Competing interests: None declared.
Provenance and peer review: Commissioned; internally peer reviewed.
Since the relationship of maternal autoimmunity and congenital heart block (CHB) was initially described in the late 1970s, investigators have attempted to identify additional factors associated with its development.1–4 Detection of CHB in the absence of cardiac structural abnormalities predicts the presence of maternal autoantibody responses against the ribonucleoproteins SSA/Ro and SSB/La in >85% of cases.5 CHB is associated with considerable morbidity and mortality, with a 17.5% case fatality rate and approximately 70% requiring permanent pacemaker placement.6 Sustained reversal of third-degree CHB has never been achieved and to date there is no approved medication for treatment or prevention of this disease. Recognising those mothers at increased risk of CHB in an offspring would provide insights into the pathogenesis of disease and help prioritise allocation of screening resources, including intense echocardiographic monitoring.

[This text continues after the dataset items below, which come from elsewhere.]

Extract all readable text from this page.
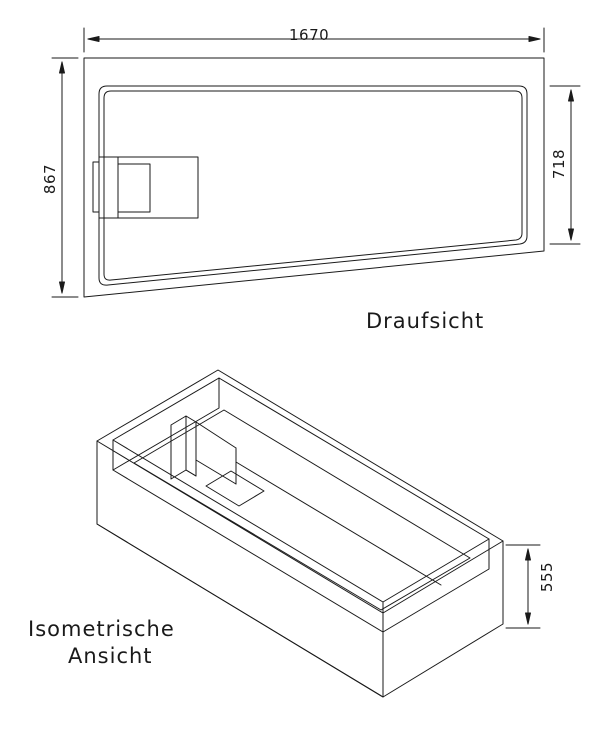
1670
867	718
555
Draufsicht
Isometrische
Ansicht
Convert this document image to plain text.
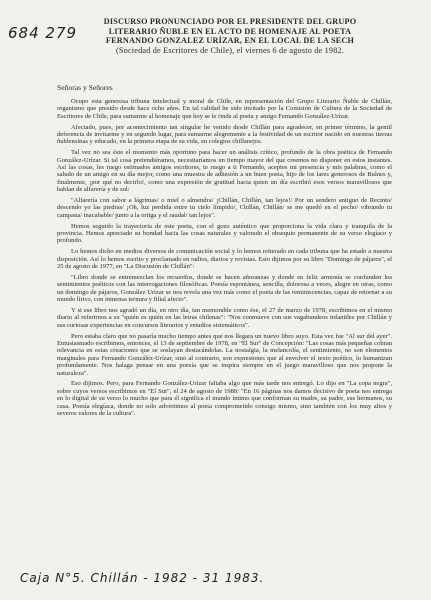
684 279
DISCURSO PRONUNCIADO POR EL PRESIDENTE DEL GRUPO
LITERARIO ÑUBLE EN EL ACTO DE HOMENAJE AL POETA
FERNANDO GONZALEZ URÍZAR, EN EL LOCAL DE LA SECH
(Sociedad de Escritores de Chile), el viernes 6 de agosto de 1982.
Señoras y Señores

Ocupo esta generosa tribuna intelectual y moral de Chile, en representación del Grupo Literario Ñuble de Chillán, organismo que presido desde hace ocho años. En tal calidad he sido invitado por la Comisión de Cultura de la Sociedad de Escritores de Chile, para sumarme al homenaje que hoy se le rinde al poeta y amigo Fernando González-Urízar.

Afectado, pues, por acontecimiento tan singular he venido desde Chillán para agradecer, en primer término, la gentil deferencia de invitarme y en segundo lugar, para sumarme alegremente a la festividad de un escritor nacido en nuestras tierras ñublensinas y educado, en la primera etapa de su vida, en colegios chillanejos.

Tal vez no sea éste el momento más oportuno para hacer un análisis crítico, profundo de la obra poética de Fernando González-Urízar. Si tal cosa pretendiéramos, necesitaríamos un tiempo mayor del que creemos no disponer en estos instantes. Así las cosas, les ruego estimados amigos escritores, te ruego a ti Fernando, aceptes mi presencia y mis palabras, como el saludo de un amigo en su día mejor, como una muestra de adhesión a un buen poeta, hijo de los lares generosos de Bulnes y, finalmente, ¡por qué no decirlo!, como una expresión de gratitud hacia quien un día escribió esos versos maravillosos que hablan de alfarería y de sol:

"Alfarería con sabor a lágrimas/ o miel o almendra/ ¡Chillán, Chillán, tan lejos!/ Por un sendero antiguo de Recinto/ descendo yo las piedras/ ¡Oh, luz perdida entre tu cielo límpido/, Chillán, Chillán/ se me quedó en el pecho/ vibrando tu campana/ inacabable/ junto a la ortiga y el raudal/ tan lejos".

Hemos seguido la trayectoria de este poeta, con el gozo auténtico que proporciona la vida clara y tranquila de la provincia. Hemos apreciado su bondad hacia las cosas naturales y valorado el obsequio permanente de su verso elegíaco y profundo.

Lo hemos dicho en medios diversos de comunicación social y lo hemos reiterado en cada tribuna que ha estado a nuestra disposición. Así lo hemos escrito y proclamado en radios, diarios y revistas. Esto dijimos por su libro "Domingo de pájaros", el 25 de agosto de 1977, en "La Discusión de Chillán":

"Libro donde se entremezclan los recuerdos, donde se hacen añoranzas y donde en feliz armonía se confunden los sentimientos poéticos con las interrogaciones filosóficas. Poesía espontánea, sencilla, dolorosa a veces, alegre en otras, como un domingo de pájaros, González Urízar se nos revela una vez más como el poeta de las reminiscencias, capaz de retornar a su mundo lírico, con inmensa ternura y filial afecto".

Y si ese libro nos agradó un día, en otro día, tan memorable como ése, el 27 de marzo de 1978, escribimos en el mismo diario al referirnos a su "quién es quién en las letras chilenas": "Nos conmueve con sus vagabundeos infantiles por Chillán y sus curiosas experiencias en concursos literarios y estudios sistemáticos".

Pero estaba claro que no pasaría mucho tiempo antes que nos llegara un nuevo libro suyo. Esta vez fue "Al sur del ayer". Entusiasmado escribimos, entonces, el 13 de septiembre de 1978, en "El Sur" de Concepción: "Las cosas más pequeñas cobran relevancia en estas creaciones que se soslayan destacándolas. La nostalgia, la melancolía, el sentimiento, no son elementos marginales para Fernando González-Urízar, sino al contrario, son expresiones que al envolver el texto poético, lo humanizan profundamente. Nos halaga pensar en una poesía que se inspira siempre en el juego maravilloso que nos propone la naturaleza".

Eso dijimos. Pero, para Fernando González-Urízar faltaba algo que más tarde nos entregó. Lo dijo en "La copa negra", sobre cuyos versos escribimos en "El Sur", el 24 de agosto de 1980: "En 16 páginas nos damos decisivo de poeta nos entrega en lo digital de su verso lo mucho que para él significa el mundo íntimo que conforman su madre, su padre, sus hermanos, su casa. Poesía elegíaca, donde no solo advertimos al poeta comprometido consigo mismo, sino también con los muy altos y severos valores de la cultura".

Caja N°5. Chillán - 1982 - 31 1983.
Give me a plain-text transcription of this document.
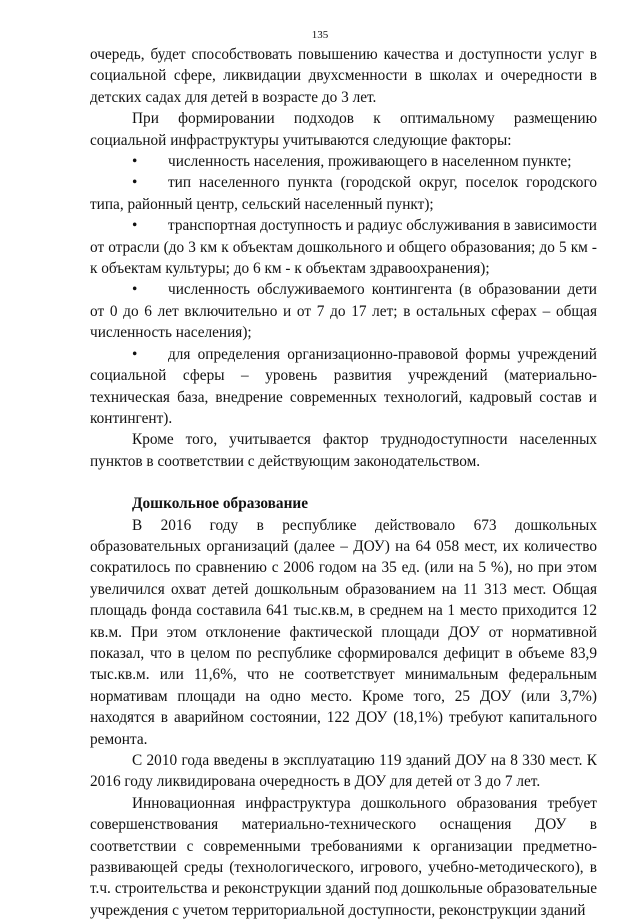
135

очередь, будет способствовать повышению качества и доступности услуг в социальной сфере, ликвидации двухсменности в школах и очередности в детских садах для детей в возрасте до 3 лет.

При формировании подходов к оптимальному размещению социальной инфраструктуры учитываются следующие факторы:

• численность населения, проживающего в населенном пункте;

• тип населенного пункта (городской округ, поселок городского типа, районный центр, сельский населенный пункт);

• транспортная доступность и радиус обслуживания в зависимости от отрасли (до 3 км к объектам дошкольного и общего образования; до 5 км - к объектам культуры; до 6 км - к объектам здравоохранения);

• численность обслуживаемого контингента (в образовании дети от 0 до 6 лет включительно и от 7 до 17 лет; в остальных сферах – общая численность населения);

• для определения организационно-правовой формы учреждений социальной сферы – уровень развития учреждений (материально-техническая база, внедрение современных технологий, кадровый состав и контингент).

Кроме того, учитывается фактор труднодоступности населенных пунктов в соответствии с действующим законодательством.

Дошкольное образование

В 2016 году в республике действовало 673 дошкольных образовательных организаций (далее – ДОУ) на 64 058 мест, их количество сократилось по сравнению с 2006 годом на 35 ед. (или на 5 %), но при этом увеличился охват детей дошкольным образованием на 11 313 мест. Общая площадь фонда составила 641 тыс.кв.м, в среднем на 1 место приходится 12 кв.м. При этом отклонение фактической площади ДОУ от нормативной показал, что в целом по республике сформировался дефицит в объеме 83,9 тыс.кв.м. или 11,6%, что не соответствует минимальным федеральным нормативам площади на одно место. Кроме того, 25 ДОУ (или 3,7%) находятся в аварийном состоянии, 122 ДОУ (18,1%) требуют капитального ремонта.

С 2010 года введены в эксплуатацию 119 зданий ДОУ на 8 330 мест. К 2016 году ликвидирована очередность в ДОУ для детей от 3 до 7 лет.

Инновационная инфраструктура дошкольного образования требует совершенствования материально-технического оснащения ДОУ в соответствии с современными требованиями к организации предметно-развивающей среды (технологического, игрового, учебно-методического), в т.ч. строительства и реконструкции зданий под дошкольные образовательные учреждения с учетом территориальной доступности, реконструкции зданий
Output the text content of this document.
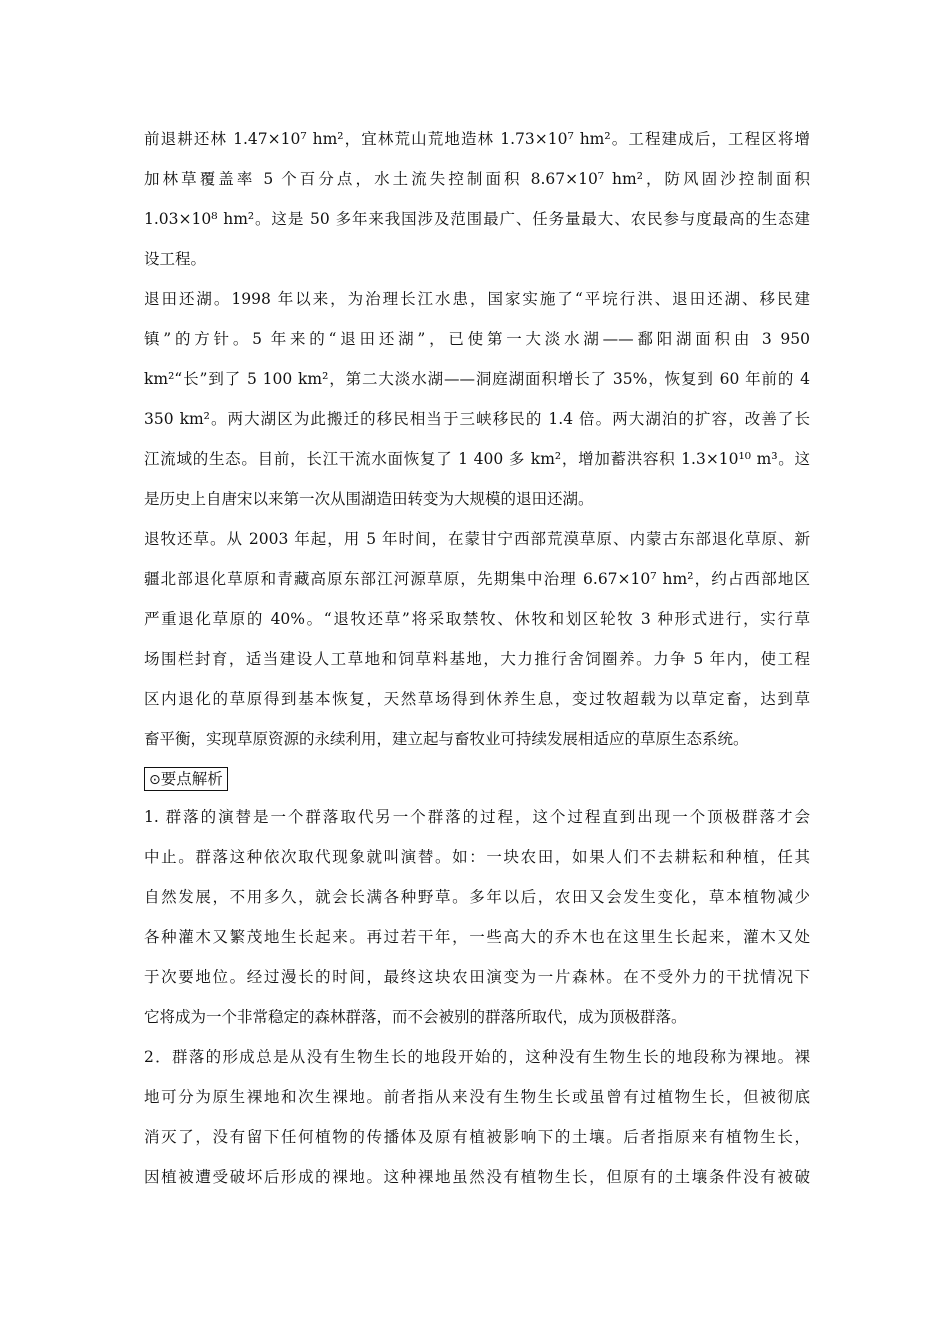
前退耕还林 1.47×10⁷ hm²，宜林荒山荒地造林 1.73×10⁷ hm²。工程建成后，工程区将增
加林草覆盖率 5 个百分点，水土流失控制面积 8.67×10⁷ hm²，防风固沙控制面积
1.03×10⁸ hm²。这是 50 多年来我国涉及范围最广、任务量最大、农民参与度最高的生态建
设工程。
退田还湖。1998 年以来，为治理长江水患，国家实施了“平垸行洪、退田还湖、移民建
镇”的方针。5 年来的“退田还湖”，已使第一大淡水湖——鄱阳湖面积由 3 950
km²“长”到了 5 100 km²，第二大淡水湖——洞庭湖面积增长了 35%，恢复到 60 年前的 4
350 km²。两大湖区为此搬迁的移民相当于三峡移民的 1.4 倍。两大湖泊的扩容，改善了长
江流域的生态。目前，长江干流水面恢复了 1 400 多 km²，增加蓄洪容积 1.3×10¹⁰ m³。这
是历史上自唐宋以来第一次从围湖造田转变为大规模的退田还湖。
退牧还草。从 2003 年起，用 5 年时间，在蒙甘宁西部荒漠草原、内蒙古东部退化草原、新
疆北部退化草原和青藏高原东部江河源草原，先期集中治理 6.67×10⁷ hm²，约占西部地区
严重退化草原的 40%。“退牧还草”将采取禁牧、休牧和划区轮牧 3 种形式进行，实行草
场围栏封育，适当建设人工草地和饲草料基地，大力推行舍饲圈养。力争 5 年内，使工程
区内退化的草原得到基本恢复，天然草场得到休养生息，变过牧超载为以草定畜，达到草
畜平衡，实现草原资源的永续利用，建立起与畜牧业可持续发展相适应的草原生态系统。
⊙要点解析
1. 群落的演替是一个群落取代另一个群落的过程，这个过程直到出现一个顶极群落才会
中止。群落这种依次取代现象就叫演替。如：一块农田，如果人们不去耕耘和种植，任其
自然发展，不用多久，就会长满各种野草。多年以后，农田又会发生变化，草本植物减少
各种灌木又繁茂地生长起来。再过若干年，一些高大的乔木也在这里生长起来，灌木又处
于次要地位。经过漫长的时间，最终这块农田演变为一片森林。在不受外力的干扰情况下
它将成为一个非常稳定的森林群落，而不会被别的群落所取代，成为顶极群落。
2．群落的形成总是从没有生物生长的地段开始的，这种没有生物生长的地段称为裸地。裸
地可分为原生裸地和次生裸地。前者指从来没有生物生长或虽曾有过植物生长，但被彻底
消灭了，没有留下任何植物的传播体及原有植被影响下的土壤。后者指原来有植物生长，
因植被遭受破坏后形成的裸地。这种裸地虽然没有植物生长，但原有的土壤条件没有被破
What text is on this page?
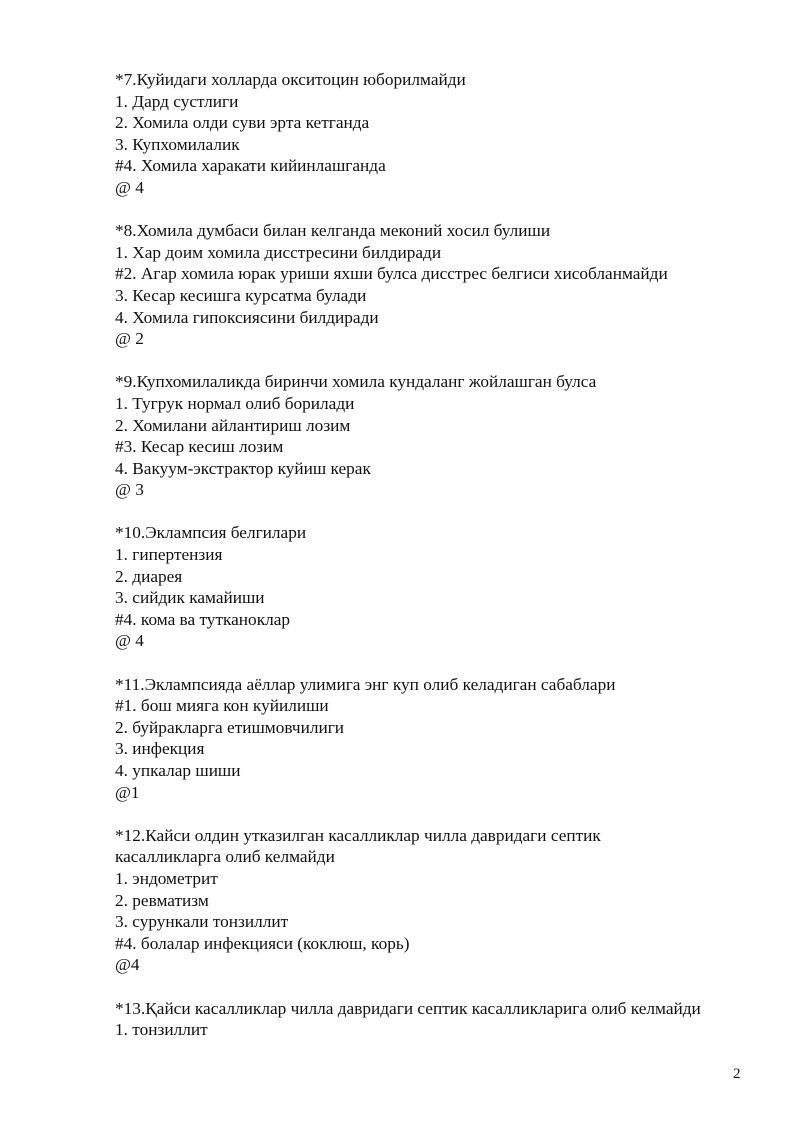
*7.Куйидаги холларда окситоцин юборилмайди
1. Дард сустлиги
2. Хомила олди суви эрта кетганда
3. Купхомилалик
#4. Хомила харакати кийинлашганда
@ 4
*8.Хомила думбаси билан келганда меконий хосил булиши
1. Хар доим хомила дисстресини билдиради
#2. Агар хомила юрак уриши яхши булса дисстрес белгиси хисобланмайди
3. Кесар кесишга курсатма булади
4. Хомила гипоксиясини билдиради
@ 2
*9.Купхомилаликда биринчи хомила кундаланг жойлашган булса
1. Тугрук нормал олиб борилади
2. Хомилани айлантириш лозим
#3. Кесар кесиш лозим
4. Вакуум-экстрактор куйиш керак
@ 3
*10.Эклампсия белгилари
1. гипертензия
2. диарея
3. сийдик камайиши
#4. кома ва тутканоклар
@ 4
*11.Эклампсияда аёллар улимига энг куп олиб келадиган сабаблари
#1. бош мияга кон куйилиши
2. буйракларга етишмовчилиги
3. инфекция
4. упкалар шиши
@1
*12.Кайси олдин утказилган касалликлар чилла давридаги септик касалликларга олиб келмайди
1. эндометрит
2. ревматизм
3. сурункали тонзиллит
#4. болалар инфекцияси (коклюш, корь)
@4
*13.Қайси касалликлар чилла давридаги септик касалликларига олиб келмайди
1. тонзиллит
2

In a recent publication in Lupus Science and Medicine, Tonello et al sought to identify maternal autoantibody profiles conferring high risk for CHB.7 Importantly, all serological evaluations were done during the pregnancies. The authors report a ‘prospective’ study with inclusion of 81 consecutive pregnant patients positive for anti-SSA/Ro±anti-SSB/La antibodies enrolled at the outpatient clinic of the Rheumatology Unit of the University of Padova Medical Center. The authors report a surprisingly high occurrence rate of CHB at 19.8%. In contrast, many other studies have prospectively monitored anti-SSA/Ro patients during pregnancy and documented a rate of only 1%–2%.8–12 Additionally, in mothers with a previously affected CHB child, recurrence rates in retrospective studies have been reported at approximately 17%–18%,13–16 a rate confirmed in two prospective studies.17 ,18 Even if the authors remove the one recurrent CHB in their study, the occurrence rate would still be extremely high. In the discussion of the paper, the authors acknowledge that 13 (81.3%) of the 16 cases of CHB were referred from different rheumatology centres in Italy. Although not explicitly stated by the authors, perhaps these pregnancies were referred at the time CHB was detected. If this is correct, then what is unknown is the denominator of all anti-SSA/Ro positive pregnant women followed at these referring institutions. Thus, the occurrence rate of CHB at 19.8% is misleading. The high rate of CHB reported in the paper may raise undue concern in counselling women with anti-SSA/Ro antibodies facing pregnancy. Although the authors state that reporting on the epidemiology of CHB was not their explicit goal, if any mothers were identified to have anti-SSA/Ro simply on the basis of having a child with CHB, this is not a prospective study and may explain the finding that asymptomatic mothers appear to be at higher risk of developing CHB. This may also distort the predictive value of the antibody specificities reported.
While the inclusion criterion for the study by Tonello et al was the presence of anti-SSA/Ro antibodies, based on their figure 1, the titres (particularly anti-Ro60) appear quite low.7 It is already well known that CHB more frequently develops in mothers with high titre antibodies.19 Inclusion of mothers with low titre reactivities and thus at decreased risk of disease development is a limitation. To incrementally advance the field beyond what is already known, it would be important to enrol at the very least only women with high titre antibodies during the pregnancy under study.
Many previous studies, several with larger numbers, have addressed the identification of a high CHB risk profile.20–24 Conclusions have been varied depending on the method of antibody testing and/or design of the study. There has been particular excitement regarding the autoantibody response against the p200 epitope of Ro52 as a candidate biomarker conferring an increased CHB risk.22 ,24 Reed et al assessed umbilical blood and matched maternal sera from pregnancies of both CHB affected and unaffected siblings for reactivities against Ro60 (native antigen), full-length Ro52 (recombinant antigen), p200Ro52 and La48 (recombinant antigen).21 The authors concluded that reactivity to p200 does not confer an added risk to fetal conduction defects over full-length Ro52 or Ro60 autoantibodies. Mothers who may never be at risk for having an affected child have lower anti-Ro60 titres and may require less stringent echocardiographic monitoring compared with women with high titre autoantibodies. Unfortunately they could not identify a profile that predicted recurrent CHB.21
Clearly, as Tonello points out we need to better predict woman at the greatest risk for the development of CHB in an offspring, but we are not there yet. Antibody profiling should focus on evaluation of those mothers with high titre anti-SSA/Ro antibodies. Perhaps even more importantly we may have to accept that even the highest risk profile is not the answer but begin a more intense search for fetal factors.